A.1.7 – Internal Transport

Defined Words: blood, hemoglobin, blood vessels, capillaries, heart, hormones, lymph nodes


You are a multicellular organism, which means that your cells have differentiated to perform specific tasks helpful to the entire body. It also means that most of your cells don’t have a way of obtaining resources from the environment and instead must rely on the other cells of the organism to deliver the resources to them.

The transport cells of the body are called blood and they exist in a solution of water. Red blood cells, the main type, are actually your only cells without a nucleus to increase surface area for more efficient transport. The main purpose of blood is to deliver oxygen to the body cells and remove the carbon dioxide. Your blood basically removes carbon from cells with oxygen as a way to carry it.

To carry the oxygen, blood cells developed a large protein structure called hemoglobin with four proteins surrounding a central iron atom. That iron atom has vacant and accessible orbitals (electron slots) for the electrons of oxygen to bind to it.

Depending on the concentration of the surroundings, the iron-oxygen bond will break to release an oxygen atom and pick up another one. If hemoglobin is attached to oxygen in an excess of carbon dioxide, the oxygen will diffuse away to equalize the surroundings. The iron quickly replaces the oxygen with the oxygen atom of a carbon dioxide molecule. The opposite concentrations occur within the lungs, and it is how the blood removes carbon dioxide and picks up new oxygen.

The first multicellular organisms got by with a fairly inefficient transport system. Most of them had a cavity filled with blood cells and water called a “hemocoel” (meaning “blood cavity”). The hemocoel, with the eventual aid of a pump, pushed the water and blood cells around allowing for gas exchange with body tissues. Most of those organisms were small, slow moving, and lived in water, so this “open system” was an acceptably efficient method of nutrient distribution.

As organisms developed and the need for quicker movements became highly advantageous, those cavities shrank and branched out. Again, this was not a product of choice, but by mutations over many generations. Some organisms still have open circulatory systems because they were able to efficiently survive using a hemocoel, many sea creatures and insects fall into this category.

The organisms that needed both size and speed to survive were better suited to do so with a “closed system.” The blood could be pushed, under pressure, to the specific areas of the body that needed it the most within blood vessels. Vessels in more centralized areas developed more protective layers. The thick blood vessels branched out to thin layered vessels called capillaries. After delivering nutrients to body cells, the capillaries merge together into thicker vessels before repeating the process.

With the adaptation of lungs, a separate system of looping cavities allowed the blood to flow directly to and from the lungs before being sent back to the pump to go to the rest of the body.

The pumping system, usually called a heart, is the reason that any of the transport can happen. All organisms that have internal transport have also developed a method of pressurizing the blood to force it to move through the vessel. Organisms with simple cavities might have multiple pumps to keep the blood moving throughout. Organisms with closed systems only use a single pump but that pump usually has separate sections. The most complex organisms with lungs have two separate pairs of sections as part of the pump.

The pump’s sections work antagonistically, like all your muscles, to pull in blood from the cavity and then push it back out. Your heart has four sections that allow it to pull in and push blood out to the body and lungs separately. The separate chambers keep the oxygen rich blood away from the carbon dioxide rich blood.

The heart is one of the most incredible adaptations that life on our planet has ever seen! Communicative cells have been automated to signal the heart to constantly pump. Those signals can change the pace of the pumping depending on the environmental situation, without the need for conscious attention. Those signals are also sent to the muscles surrounding the branching vessels, and it’s the reason you can check your heart rate by simply touching a vein.

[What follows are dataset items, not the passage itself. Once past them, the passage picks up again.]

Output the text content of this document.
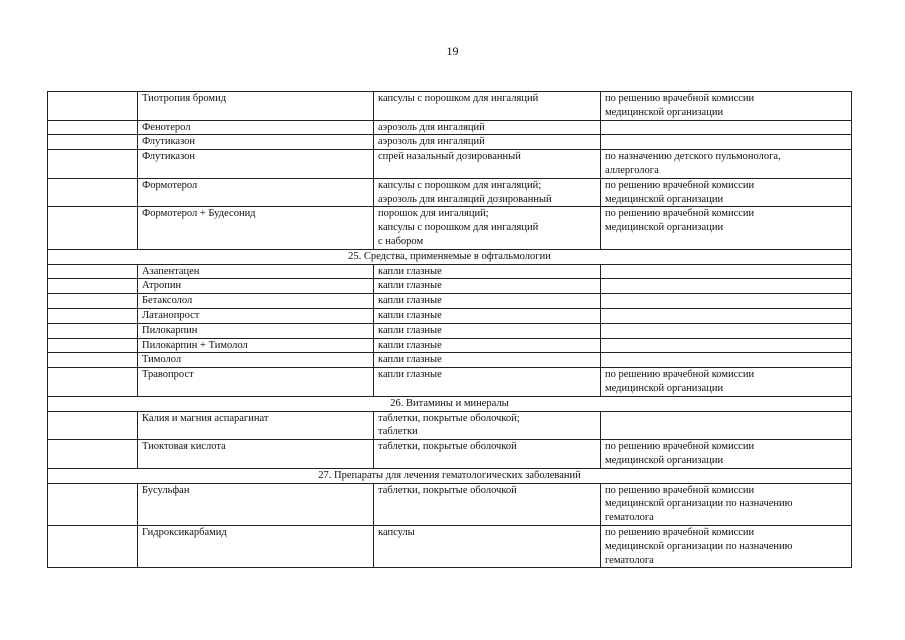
19
	Тиотропия бромид	капсулы с порошком для ингаляций	по решению врачебной комиссии
медицинской организации
	Фенотерол	аэрозоль для ингаляций	
	Флутиказон	аэрозоль для ингаляций	
	Флутиказон	спрей назальный дозированный	по назначению детского пульмонолога,
аллерголога
	Формотерол	капсулы с порошком для ингаляций;
аэрозоль для ингаляций дозированный	по решению врачебной комиссии
медицинской организации
	Формотерол + Будесонид	порошок для ингаляций;
капсулы с порошком для ингаляций
с набором	по решению врачебной комиссии
медицинской организации
25. Средства, применяемые в офтальмологии			
	Азапентацен	капли глазные	
	Атропин	капли глазные	
	Бетаксолол	капли глазные	
	Латанопрост	капли глазные	
	Пилокарпин	капли глазные	
	Пилокарпин + Тимолол	капли глазные	
	Тимолол	капли глазные	
	Травопрост	капли глазные	по решению врачебной комиссии
медицинской организации
26. Витамины и минералы			
	Калия и магния аспарагинат	таблетки, покрытые оболочкой;
таблетки	
	Тиоктовая кислота	таблетки, покрытые оболочкой	по решению врачебной комиссии
медицинской организации
27. Препараты для лечения гематологических заболеваний			
	Бусульфан	таблетки, покрытые оболочкой	по решению врачебной комиссии
медицинской организации по назначению
гематолога
	Гидроксикарбамид	капсулы	по решению врачебной комиссии
медицинской организации по назначению
гематолога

Naturally, a transport system that reaches all parts of the body is going to deliver more than just nutrients. Your communicative cells utilize the transport system by secreting chemical signals into it, we call those chemicals hormones. The transport is also going to pick up waste from cells to remove from the organism. You have a specific hormone that indicates to your kidneys, one of your blood-filtration organs, to hold onto or remove more water. When you have an excess of water, your body removes it by urinating.

Urinating doesn’t remove all waste and we know that sometimes invaders get into the transport system. There’s no need to worry, specialized web-like areas catch invaders and junk as the blood passes through. The defensive cells, also hanging out in the transport system, can then go to work. We call those web-like structures lymph nodes and the reason they swell when you’re sick is because they are literally catching invaders and defense cells.

Your transport system is vital for you staying alive for several different reasons. It’s the road system of your body with over 25 trillion blood cells traveling throughout your body, picking up and dropping off nutrients and waste along the way. Next time you stop to listen to your heartbeat, I want you to think about how intricate and complex your circulatory system is. It’s easy to forget about since it will still work even when it’s not on your mind, but doesn’t that make even more amazing?